The combination of looping combinators and pending return value transforms may provide efficient ways to express generators. Note that a tree-walking generator, if it is not to blow the stack, has to do something like maintain a pending visit list, which maps nicely (I think) to a low-level return value transformer list.
bytecoded state machines
Dizzy yet? Strap in now; we’re going over the top… An irreducible use case (i.e., a use case without practical workarounds) for tail calls is machine-coded state machines. For this pattern, we can use tail calls to perform computed jumps from one state to another, when the successor state cannot simply be represented as a branch target. The nice thing about this pattern is that when successor states are few and static, conditional and unconditional branches are efficient, and not every transition needs to be a computed jump. This sort of partly-static control flow can be compiled pretty well.
An advanced example of this pattern is the code generated by PyPy, which is a dynamically growing set of machine-level basic blocks. Each block terminates with a computed goto (or switch, not sure which). This could be represented naturally in the JVM with a tail-call to a computed next block pointer. As an extra wrinkle, the switches are open-ended and can grow new successor cases. (This is how new traces are linked in.) The JVM way to express this, probably, is using invokedynamic to compute the successor method handle, so that the successor logic is patchable.
Where does this take us? Well, think of a tail-call as a providing a way for a block of code to replace itself with another block of code. Or, as a way for a method call to have a multiplicity of dynamically computed successors. I think a natural complement to this is to allow a method to have a multiplicity of dynamically computed predecessors also. Though it is a loose analogy, it suggests to me that tail calls would synergize well with bytecoded methods with multiple entry points. In this way, an executable state machine could be coded up as a bytecoded control flow graph, with both exit and entry points for the parts which are not statically definable. Method handles could be formed not only on the first bytecode of the method, but also on other (well-defined and verifiable) entry points. This would allow control to leave the state machine via a tail call, and re-enter it via a secondary entry point. Any type-state required (in locals) at that entry point would be verifiably related to the signature of the secondary entry point. I think it would be a slick way to build (say) compiled regular expression scanners, in a mostly non-recursive format. The occasional embarrassments like backtracking could be handled in a way decoupled from the basic state machine, and (particularly) from the host control stack.
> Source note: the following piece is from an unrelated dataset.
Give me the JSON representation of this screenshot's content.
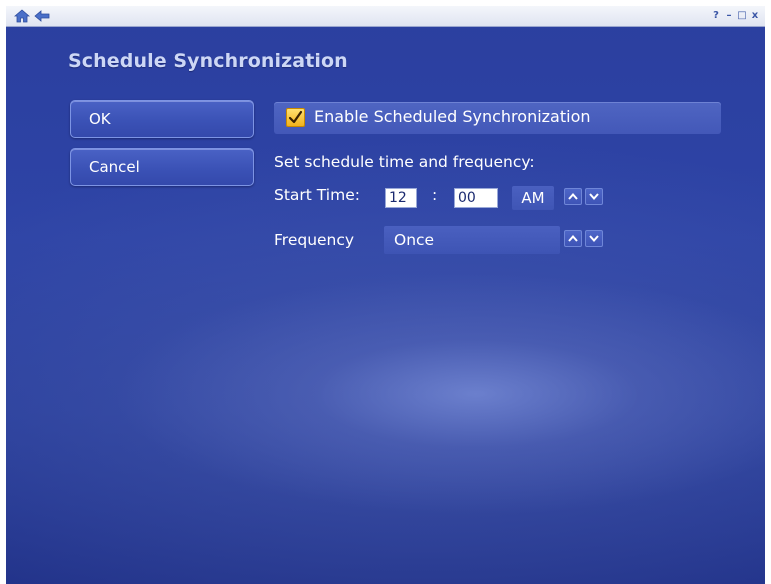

Also, maybe, the type-state as of an exit from the state machine (i.e., a tail call) could be reified (opaquely for security) and passed along to the tail call itself. (I guess this is a kind of bounded continuation.) Later on, whenever the state machine needs to return to the source of the tail call, it could wake up the reified type-state and resume the call. This would be done without holding onto resources on the host control stack, and could be done more than once (for things like backtracking) on a given type-state.